Jeffrey Olimpo, Anna Mazor, Arianna Brewer, Christine Snyder, Lauren Washam, Thomas Group, Rebecca Lyczak, Vicky Appleman, Kristen Smith, Mary Ann Murrow

[International Worm Meeting, 2005]

Shortly after fertilization in the nematode Caenorhabditis elegans, the oocyte chromosomes complete their meiotic divisions, resulting in the release of two polar bodies. During meiotic exit, the chromosomes donated by both the egg and sperm decondense and pronuclear envelopes form as the cells readies for the first cleavage. Around the same time, the sperm donated centrosome plays a role in polarizing the anterior-posterior axis. Little is known about the regulation of meiotic exit and the potential link to the establishment of embryonic polarity. To study this, we are analyzing a mutant in C. elegans, called scu-1 (sperm cue abnormal) which has defects in both meiotic exit and anterior-posterior axis formation in the one-cell embryo. Our current research focuses on phenotypic characterization of the meiotic exit defect in the early scu-1 embryo, analysis of meiosis during spermatogenesis in scu-1 mutant males, and study of the maternal and paternal contributions of the scu-1 gene product.
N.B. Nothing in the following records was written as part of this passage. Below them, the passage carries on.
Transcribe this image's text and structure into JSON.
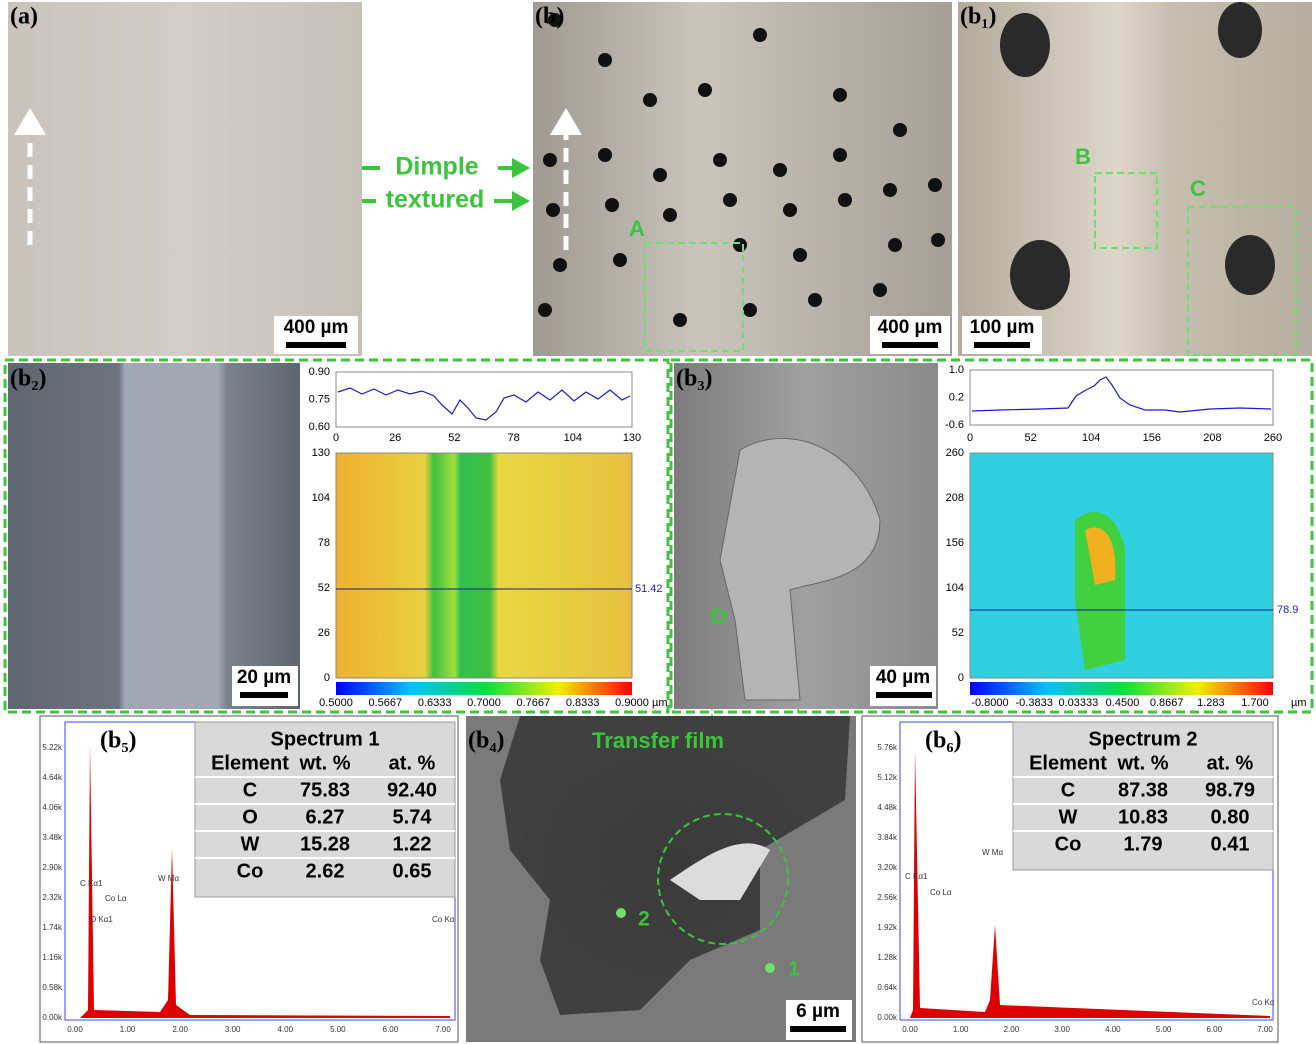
{
  "top": {
    "a_label": "(a)",
    "a_scale": "400 µm",
    "arrow_text": [
      "Dimple",
      "textured"
    ],
    "b_label": "(b)",
    "b_scale": "400 µm",
    "region_a": "A",
    "b1_label": "(b₁)",
    "b1_scale": "100 µm",
    "region_b": "B",
    "region_c": "C"
  },
  "b2": {
    "label": "(b₂)",
    "scale": "20 µm",
    "profile_yticks": [
      "0.90",
      "0.75",
      "0.60"
    ],
    "xticks": [
      "0",
      "26",
      "52",
      "78",
      "104",
      "130"
    ],
    "map_yticks": [
      "130",
      "104",
      "78",
      "52",
      "26",
      "0"
    ],
    "line_value": "51.42",
    "colorbar": [
      "0.5000",
      "0.5667",
      "0.6333",
      "0.7000",
      "0.7667",
      "0.8333",
      "0.9000"
    ],
    "unit": "µm"
  },
  "b3": {
    "label": "(b₃)",
    "scale": "40 µm",
    "region": "D",
    "profile_yticks": [
      "1.0",
      "0.2",
      "-0.6"
    ],
    "xticks": [
      "0",
      "52",
      "104",
      "156",
      "208",
      "260"
    ],
    "map_yticks": [
      "260",
      "208",
      "156",
      "104",
      "52",
      "0"
    ],
    "line_value": "78.9",
    "colorbar": [
      "-0.8000",
      "-0.3833",
      "0.03333",
      "0.4500",
      "0.8667",
      "1.283",
      "1.700"
    ],
    "unit": "µm"
  },
  "b5": {
    "label": "(b₅)",
    "yticks": [
      "5.22k",
      "4.64k",
      "4.06k",
      "3.48k",
      "2.90k",
      "2.32k",
      "1.74k",
      "1.16k",
      "0.58k",
      "0.00k"
    ],
    "xticks": [
      "0.00",
      "1.00",
      "2.00",
      "3.00",
      "4.00",
      "5.00",
      "6.00",
      "7.00"
    ],
    "peaks": [
      "C Kα1",
      "Co Lα",
      "O Kα1",
      "W Mα",
      "Co Kα"
    ],
    "table": {
      "title": "Spectrum 1",
      "header": [
        "Element",
        "wt. %",
        "at. %"
      ],
      "rows": [
        [
          "C",
          "75.83",
          "92.40"
        ],
        [
          "O",
          "6.27",
          "5.74"
        ],
        [
          "W",
          "15.28",
          "1.22"
        ],
        [
          "Co",
          "2.62",
          "0.65"
        ]
      ]
    }
  },
  "b4": {
    "label": "(b₄)",
    "title": "Transfer film",
    "points": [
      "2",
      "1"
    ],
    "scale": "6 µm"
  },
  "b6": {
    "label": "(b₆)",
    "yticks": [
      "5.76k",
      "5.12k",
      "4.48k",
      "3.84k",
      "3.20k",
      "2.56k",
      "1.92k",
      "1.28k",
      "0.64k",
      "0.00k"
    ],
    "xticks": [
      "0.00",
      "1.00",
      "2.00",
      "3.00",
      "4.00",
      "5.00",
      "6.00",
      "7.00"
    ],
    "peaks": [
      "C Kα1",
      "Co Lα",
      "W Mα",
      "Co Kα"
    ],
    "table": {
      "title": "Spectrum 2",
      "header": [
        "Element",
        "wt. %",
        "at. %"
      ],
      "rows": [
        [
          "C",
          "87.38",
          "98.79"
        ],
        [
          "W",
          "10.83",
          "0.80"
        ],
        [
          "Co",
          "1.79",
          "0.41"
        ]
      ]
    }
  }
}
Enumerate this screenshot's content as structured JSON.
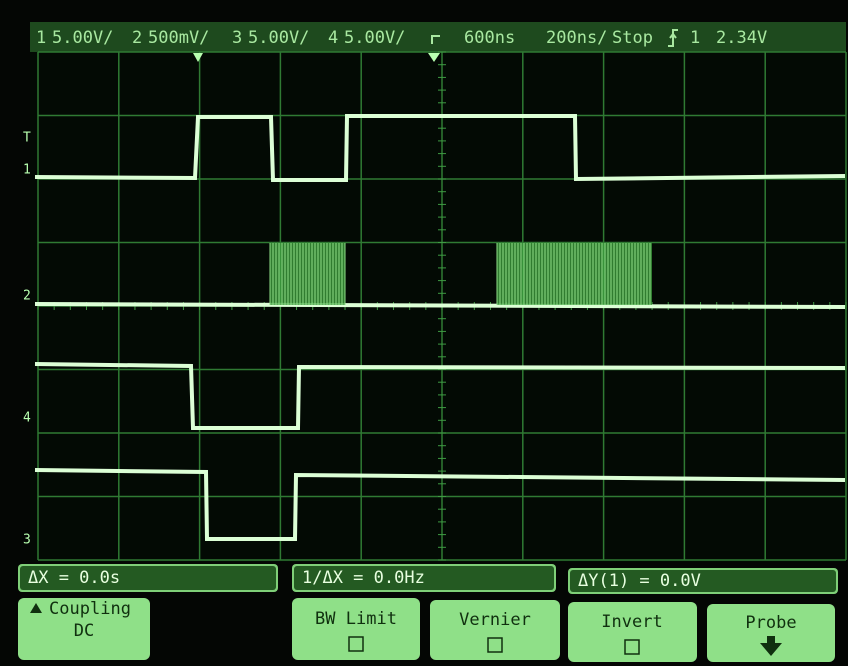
{
  "status_bar": {
    "ch1": "1",
    "ch1_scale": "5.00V/",
    "ch2": "2",
    "ch2_scale": "500mV/",
    "ch3": "3",
    "ch3_scale": "5.00V/",
    "ch4": "4",
    "ch4_scale": "5.00V/",
    "delay": "600ns",
    "time_scale": "200ns/",
    "run_state": "Stop",
    "trigger_source": "1",
    "trigger_level": "2.34V"
  },
  "channel_markers": [
    "T",
    "1",
    "2",
    "4",
    "3"
  ],
  "measurements": [
    "ΔX = 0.0s",
    "1/ΔX = 0.0Hz",
    "ΔY(1) = 0.0V"
  ],
  "softkeys": [
    {
      "label": "Coupling",
      "value": "DC"
    },
    {
      "label": "BW Limit"
    },
    {
      "label": "Vernier"
    },
    {
      "label": "Invert"
    },
    {
      "label": "Probe"
    }
  ]
}
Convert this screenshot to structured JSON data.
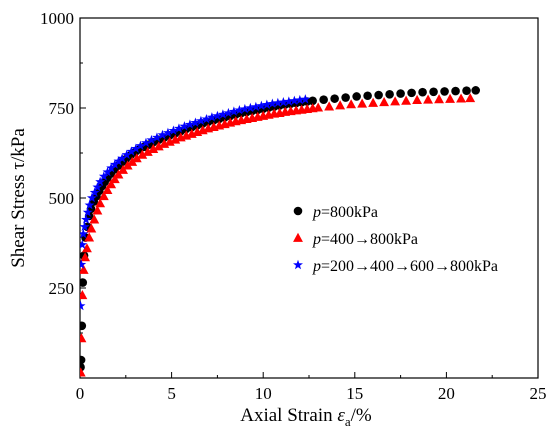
{
  "chart_data": {
    "type": "scatter",
    "xlabel": {
      "pre": "Axial Strain ",
      "sym": "ε",
      "sub": "a",
      "post": "/%"
    },
    "ylabel": "Shear Stress τ/kPa",
    "xlim": [
      0,
      25
    ],
    "ylim": [
      0,
      1000
    ],
    "xticks": [
      0,
      5,
      10,
      15,
      20,
      25
    ],
    "yticks": [
      250,
      500,
      750,
      1000
    ],
    "grid": false,
    "legend_position": "center-right",
    "series": [
      {
        "name": {
          "sym": "p",
          "rest": "=800kPa"
        },
        "color": "#000000",
        "marker": "circle",
        "x": [
          0.03,
          0.06,
          0.1,
          0.15,
          0.22,
          0.3,
          0.4,
          0.5,
          0.6,
          0.75,
          0.9,
          1.05,
          1.2,
          1.35,
          1.5,
          1.7,
          1.9,
          2.1,
          2.3,
          2.5,
          2.75,
          3.0,
          3.25,
          3.5,
          3.75,
          4.0,
          4.3,
          4.6,
          4.9,
          5.2,
          5.5,
          5.8,
          6.1,
          6.4,
          6.7,
          7.0,
          7.3,
          7.6,
          7.9,
          8.2,
          8.5,
          8.8,
          9.1,
          9.4,
          9.7,
          10.0,
          10.3,
          10.6,
          10.9,
          11.2,
          11.5,
          11.8,
          12.1,
          12.4,
          12.7,
          13.3,
          13.9,
          14.5,
          15.1,
          15.7,
          16.3,
          16.9,
          17.5,
          18.1,
          18.7,
          19.3,
          19.9,
          20.5,
          21.1,
          21.6
        ],
        "y": [
          30,
          50,
          145,
          265,
          340,
          390,
          420,
          450,
          470,
          490,
          505,
          520,
          533,
          545,
          556,
          568,
          580,
          590,
          600,
          608,
          618,
          627,
          635,
          642,
          648,
          655,
          662,
          668,
          674,
          680,
          686,
          692,
          697,
          702,
          707,
          712,
          716,
          720,
          724,
          728,
          732,
          736,
          739,
          742,
          745,
          748,
          751,
          754,
          757,
          760,
          762,
          764,
          766,
          768,
          770,
          773,
          776,
          779,
          782,
          784,
          786,
          788,
          790,
          792,
          794,
          795,
          796,
          797,
          798,
          799
        ]
      },
      {
        "name": {
          "sym": "p",
          "rest": "=400→800kPa"
        },
        "color": "#ff0000",
        "marker": "triangle",
        "x": [
          0.04,
          0.08,
          0.13,
          0.2,
          0.28,
          0.38,
          0.5,
          0.62,
          0.78,
          0.95,
          1.1,
          1.3,
          1.5,
          1.7,
          1.9,
          2.1,
          2.35,
          2.6,
          2.85,
          3.1,
          3.4,
          3.7,
          4.0,
          4.3,
          4.6,
          4.9,
          5.2,
          5.5,
          5.8,
          6.1,
          6.4,
          6.7,
          7.0,
          7.3,
          7.6,
          7.9,
          8.2,
          8.5,
          8.8,
          9.1,
          9.4,
          9.7,
          10.0,
          10.3,
          10.6,
          10.9,
          11.2,
          11.5,
          11.8,
          12.1,
          12.4,
          12.7,
          13.0,
          13.6,
          14.2,
          14.8,
          15.4,
          16.0,
          16.6,
          17.2,
          17.8,
          18.4,
          19.0,
          19.6,
          20.2,
          20.8,
          21.3
        ],
        "y": [
          15,
          110,
          230,
          300,
          335,
          360,
          390,
          415,
          440,
          465,
          485,
          505,
          522,
          538,
          552,
          565,
          578,
          590,
          600,
          610,
          620,
          628,
          636,
          643,
          650,
          656,
          662,
          668,
          673,
          678,
          683,
          688,
          693,
          697,
          701,
          705,
          709,
          713,
          716,
          719,
          722,
          725,
          728,
          731,
          734,
          736,
          739,
          741,
          743,
          745,
          747,
          749,
          751,
          754,
          757,
          760,
          762,
          764,
          766,
          768,
          770,
          772,
          773,
          774,
          775,
          776,
          777
        ]
      },
      {
        "name": {
          "sym": "p",
          "rest": "=200→400→600→800kPa"
        },
        "color": "#0000ff",
        "marker": "star",
        "x": [
          0.03,
          0.07,
          0.12,
          0.18,
          0.25,
          0.33,
          0.42,
          0.52,
          0.65,
          0.8,
          0.95,
          1.1,
          1.3,
          1.5,
          1.7,
          1.9,
          2.1,
          2.3,
          2.55,
          2.8,
          3.05,
          3.3,
          3.6,
          3.9,
          4.2,
          4.5,
          4.8,
          5.1,
          5.4,
          5.7,
          6.0,
          6.3,
          6.6,
          6.9,
          7.2,
          7.5,
          7.8,
          8.1,
          8.4,
          8.7,
          9.0,
          9.3,
          9.6,
          9.9,
          10.2,
          10.5,
          10.8,
          11.1,
          11.4,
          11.7,
          12.0,
          12.3
        ],
        "y": [
          200,
          315,
          370,
          400,
          420,
          440,
          460,
          480,
          500,
          515,
          530,
          545,
          560,
          572,
          583,
          593,
          602,
          610,
          620,
          629,
          637,
          645,
          653,
          661,
          668,
          675,
          681,
          687,
          693,
          699,
          704,
          709,
          714,
          719,
          724,
          728,
          732,
          736,
          740,
          744,
          747,
          750,
          753,
          756,
          759,
          762,
          764,
          766,
          768,
          770,
          772,
          774
        ]
      }
    ]
  }
}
To analyze the meiotic defect in early embryos, we are looking in detail at molecular markers of meiosis through antibody staining, and time-lapse gfp movies to evaluate when in the meiotic cell-cycle, scu-1 mutant embryos show discrete defects. We are exploring persistence of phospho-histone on oocyte chromosomes, and analysis of tubulin and histone::gfp as ways to monitor this. From this analysis we have discovered that there is a delay in chromosome decondensation following meiosis. We have also begun to look closely at spermatogenesis, using chromosome and microtubule staining. Our preliminary analysis has uncovered chromosome segregation defects in spermatocyte divisions, and chromosome condensation problems in mature spermatids. In an attempt to better understand the maternal and paternal requirements for the scu-1 gene product in meiotic exit and polarity, we are performing mel and pel crosses and examining the resulting embryos via time-lapse imaging under DIC optics. Initial crosses indicate that maternal or paternal contribution is sufficient for normal meiotic progression and embryo viability. It is our hope that these studies will result in a clearer picture of the role for scu-1 during oocyte and sperm meiosis and the role of maternal and paternal SCU-1 during early development.